HE REMEMBERS being called to teach after a star projector illuminated stars on his ceiling as a child. After seeing stars, Blake gave his parents lessons on astronomy for hours because he was intrigued by the vastness and mystery of outer space. His goal was to be like Ms. Frizzle from The Magic School Bus show.
HE TEACHES in an age when some students struggle to go an entire period without checking their phone. So, he sees it as his challenge to keep his students engaged.
HE WAS influenced by Kathleen Biddle, professor of education at Juniata, who taught him the importance of personalizing your learning. Because of her leadership, Blake works to make his students feel seen and heard, and reminds them that their ideas matter and they matter.
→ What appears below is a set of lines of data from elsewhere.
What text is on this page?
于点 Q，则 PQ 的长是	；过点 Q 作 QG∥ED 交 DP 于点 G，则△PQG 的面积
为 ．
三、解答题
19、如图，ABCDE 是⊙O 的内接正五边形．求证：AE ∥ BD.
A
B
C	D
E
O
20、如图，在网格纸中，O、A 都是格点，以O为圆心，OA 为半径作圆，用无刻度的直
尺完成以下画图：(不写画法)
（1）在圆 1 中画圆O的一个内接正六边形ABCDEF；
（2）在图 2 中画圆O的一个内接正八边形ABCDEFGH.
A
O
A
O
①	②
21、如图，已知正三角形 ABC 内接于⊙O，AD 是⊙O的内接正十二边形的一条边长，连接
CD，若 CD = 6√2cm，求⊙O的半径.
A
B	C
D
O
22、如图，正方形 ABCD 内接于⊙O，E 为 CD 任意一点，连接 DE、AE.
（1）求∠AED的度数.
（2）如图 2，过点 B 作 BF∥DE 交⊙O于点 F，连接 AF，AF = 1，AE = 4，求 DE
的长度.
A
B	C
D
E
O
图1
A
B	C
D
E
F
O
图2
HE HELPED a student attend prom, after that student's mother discovered he was struggling to pass Blake's earth science class. Blake allowed his student to make up work he had missed. In the end, the student was able to attend the prom and—together with Blake's help—wrote a thank you letter to his mom.
HE ENJOYED teaching geology in central Pennsylvania, and collaborated with Matt Powell, associate professor of geology, and Ryan Mathur '96, professor of geology, to take his students on several hunts for fossils.
HE RECALLS one specific moment from these field trips: he and his students were at the top of a mountain when one of the students asked him to lead the class through a mindfulness exercise. During that moment—when students were focusing on being intensely aware of what they were sensing—Blake had an epiphany, and he realized exactly what he wanted to do.
BLAKE UNDERSTANDS the importance of letting students get to know their teacher as a human being, and makes sure to talk to his students about his life outside the classroom to make them feel comfortable. Similarly, he lets his students be themselves and express their personalities, too.
HIS ADVICE to future teachers is to spend an entire school day with a practicing teacher—from start to finish. This will help aspiring educators learn about all the in-between tasks that have to be completed and the decisions that must be made.
HE BELIEVES that people who are willing to teach are brave, courageous, and caring, pointing out that the teachers who care and become emotionally invested are hit with emotional burnout the hardest.
BLAKE IS PURSUING his doctorate in human development and family studies at Penn State—just like Ms. Frizzle in the Netflix reboot of The Magic School Bus. He's learning how to develop mindfulness and compassion-based programs for students and teachers.